For drivers running cross-country for per-mile pay, however, Capell gave the example of an owner-operator friend grossing around $1.50/mile plus surcharge. “Of course when you sit there and think about the fuel cost,” Capell said, “it brings me back to B.J. and the Bear making $1.50 a mile in 1978 and paying 80 cents a gallon for fuel. Realistically, we’re still making those older wages.”

Klemp, for his part, however, sees the pay situation for drivers improving over the longer term, urging carriers “to confront as an industry” the reality that “we have a driver supply that’s inelastic.”

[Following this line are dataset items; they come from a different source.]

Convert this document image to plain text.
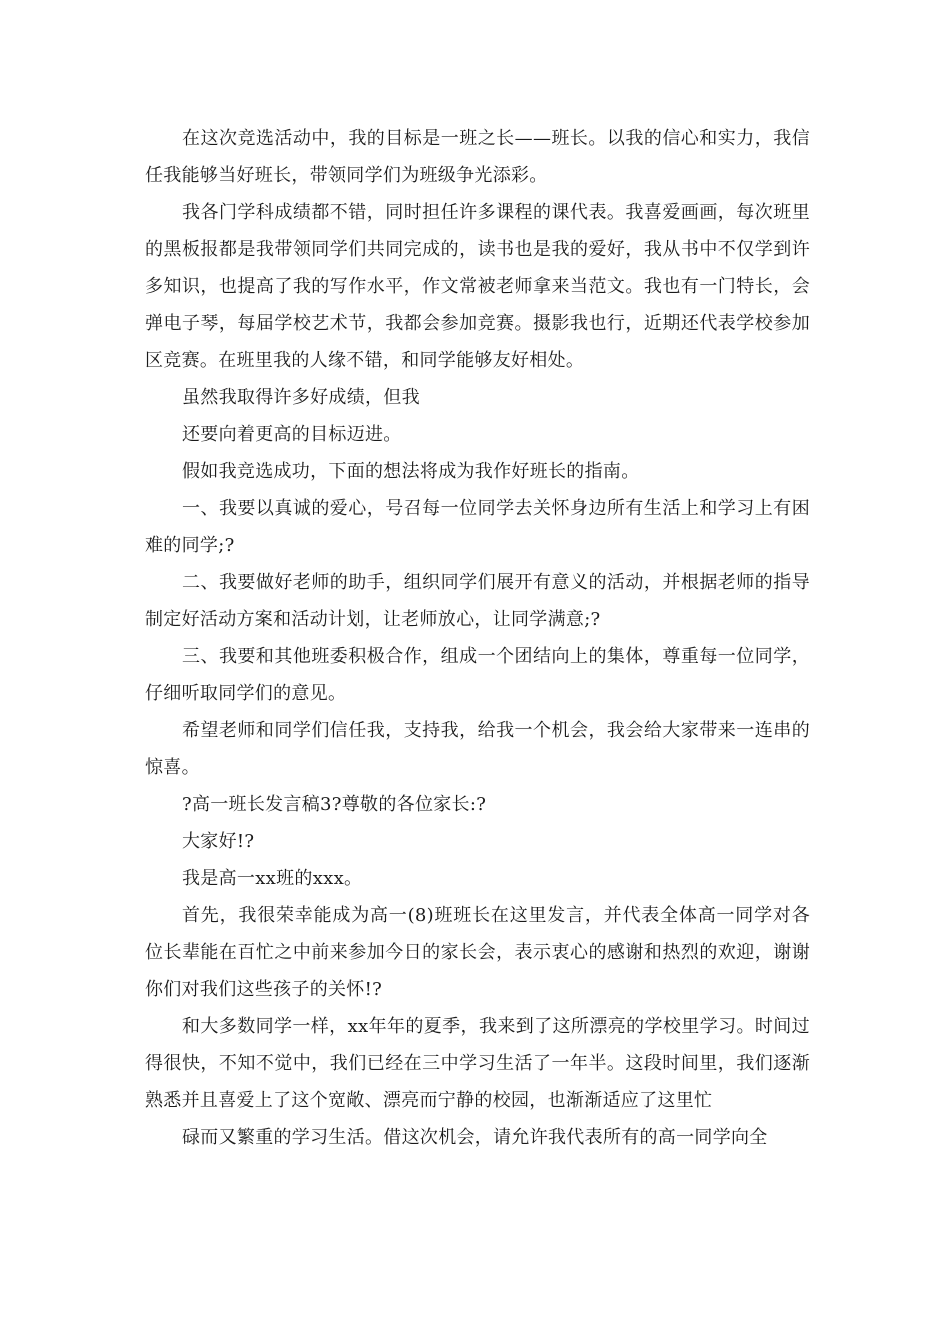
在这次竞选活动中，我的目标是一班之长——班长。以我的信心和实力，我信任我能够当好班长，带领同学们为班级争光添彩。

我各门学科成绩都不错，同时担任许多课程的课代表。我喜爱画画，每次班里的黑板报都是我带领同学们共同完成的，读书也是我的爱好，我从书中不仅学到许多知识，也提高了我的写作水平，作文常被老师拿来当范文。我也有一门特长，会弹电子琴，每届学校艺术节，我都会参加竞赛。摄影我也行，近期还代表学校参加区竞赛。在班里我的人缘不错，和同学能够友好相处。

虽然我取得许多好成绩，但我

还要向着更高的目标迈进。

假如我竞选成功，下面的想法将成为我作好班长的指南。

一、我要以真诚的爱心，号召每一位同学去关怀身边所有生活上和学习上有困难的同学;?

二、我要做好老师的助手，组织同学们展开有意义的活动，并根据老师的指导制定好活动方案和活动计划，让老师放心，让同学满意;?

三、我要和其他班委积极合作，组成一个团结向上的集体，尊重每一位同学，仔细听取同学们的意见。

希望老师和同学们信任我，支持我，给我一个机会，我会给大家带来一连串的惊喜。

?高一班长发言稿3?尊敬的各位家长:?

大家好!?

我是高一xx班的xxx。

首先，我很荣幸能成为高一(8)班班长在这里发言，并代表全体高一同学对各位长辈能在百忙之中前来参加今日的家长会，表示衷心的感谢和热烈的欢迎，谢谢你们对我们这些孩子的关怀!?

和大多数同学一样，xx年年的夏季，我来到了这所漂亮的学校里学习。时间过得很快，不知不觉中，我们已经在三中学习生活了一年半。这段时间里，我们逐渐熟悉并且喜爱上了这个宽敞、漂亮而宁静的校园，也渐渐适应了这里忙

碌而又繁重的学习生活。借这次机会，请允许我代表所有的高一同学向全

In other words, as Clark’s piece well illustrated, shift priority No. 1 from concerns of recruiting to those of making it worth the while of drivers and owner-operators to stick around in the industry. “Driver shortage” has been invoked for too long without a whole lot of evidence in real wage movement to bolster it as a reality, as Clark suggested: “While the industry has been crying wolf for decades about a driver shortage, just like the villagers in Aesop’s fable we don’t believe them anymore.”

As I quoted Clark up top, this should be a significant priority of all parties in the supply chain, and while it’s not all about money, that is no doubt a massive piece of it: “We have to find ways to keep drivers wanting to stay, so we can succeed in our industry and you get your shipment on time.”